Preliminary research indicates excessive levels of lead and other metal contamination in New South Wales’ household drinking water, with various locations across the state found to contain up to 20 times the amount of lead recommended by the Australian Drinking Water Guideline.

Macquarie University researcher Paul Harvey is seeking to fill a gap in recent state-wide water testing, with the latest figures dating back to 1994. He will be undertaking a research tour of regional New South Wales to determine the extent of lead and other heavy metal contamination in Australian community centres.

“Some initial tests have demonstrated much higher levels of lead in drinking water than previously understood, which calls for a much broader assessment of the current levels across the state,” said Harvey.

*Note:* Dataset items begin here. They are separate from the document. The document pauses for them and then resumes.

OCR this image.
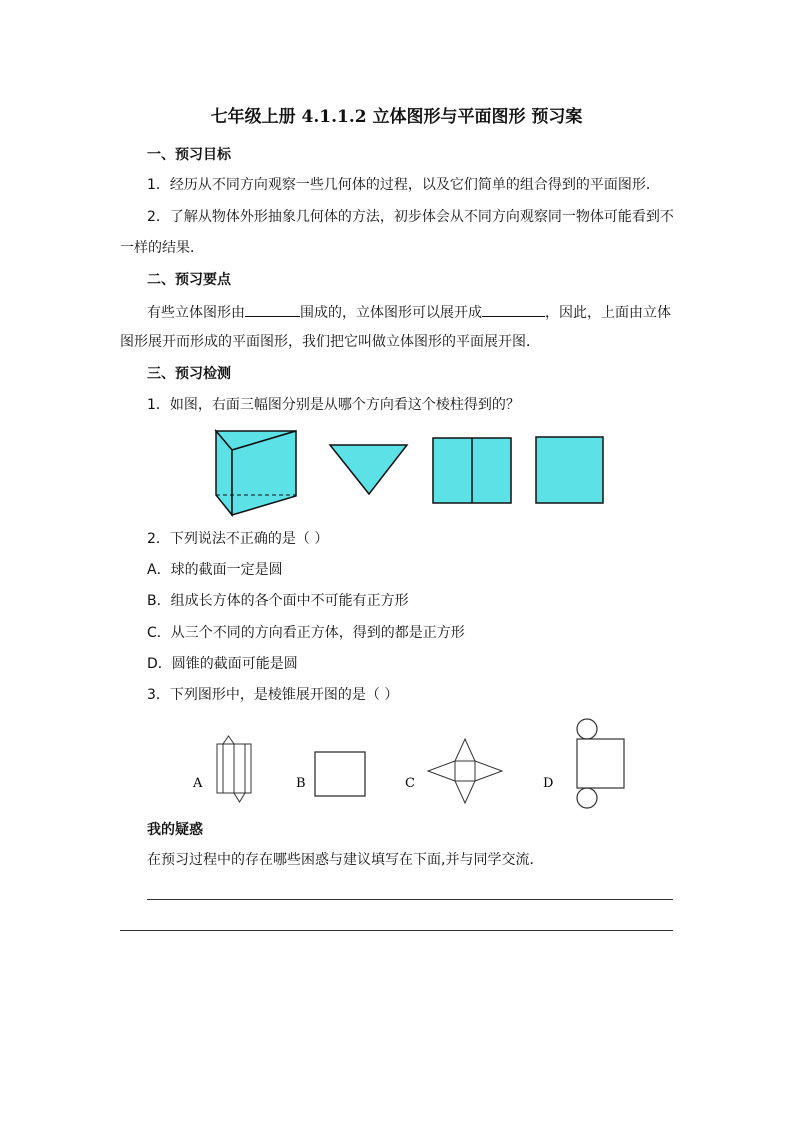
七年级上册 4.1.1.2 立体图形与平面图形 预习案
一、预习目标
1．经历从不同方向观察一些几何体的过程，以及它们简单的组合得到的平面图形．
2．了解从物体外形抽象几何体的方法，初步体会从不同方向观察同一物体可能看到不
一样的结果．
二、预习要点
有些立体图形由	围成的，立体图形可以展开成	，因此，上面由立体
图形展开而形成的平面图形，我们把它叫做立体图形的平面展开图．
三、预习检测
1．如图，右面三幅图分别是从哪个方向看这个棱柱得到的？
2．下列说法不正确的是（ ）
A．球的截面一定是圆
B．组成长方体的各个面中不可能有正方形
C．从三个不同的方向看正方体，得到的都是正方形
D．圆锥的截面可能是圆
3．下列图形中，是棱锥展开图的是（ ）
我的疑惑
在预习过程中的存在哪些困惑与建议填写在下面,并与同学交流．
A	B	C	D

“So far I’ve discovered contaminated drinking water from ageing and inappropriate water infrastructure in a number of towns from New South Wales and Tasmania which showed to have lead, arsenic and cadmium in their water supplies.

“We’re unsure of the extent and associated health burden of such high levels for the Australian community, but the data shows we need  to reduce the risk of lead exposure through drinking water.

“My study into the contamination of grazing lands from lead solder joints used in large water supply pipes found significant lead contamination along the pipeline, which has been linked to cases of cattle lead poisoning.”

Past international research reports possible health effects such as renal damage, anaemia and neuropathy.

Lead is a tasteless, odourless and colourless potent neurotoxin and can find its way into welding, pipes (including PVC) pipe fittings, roof materials and water tanks.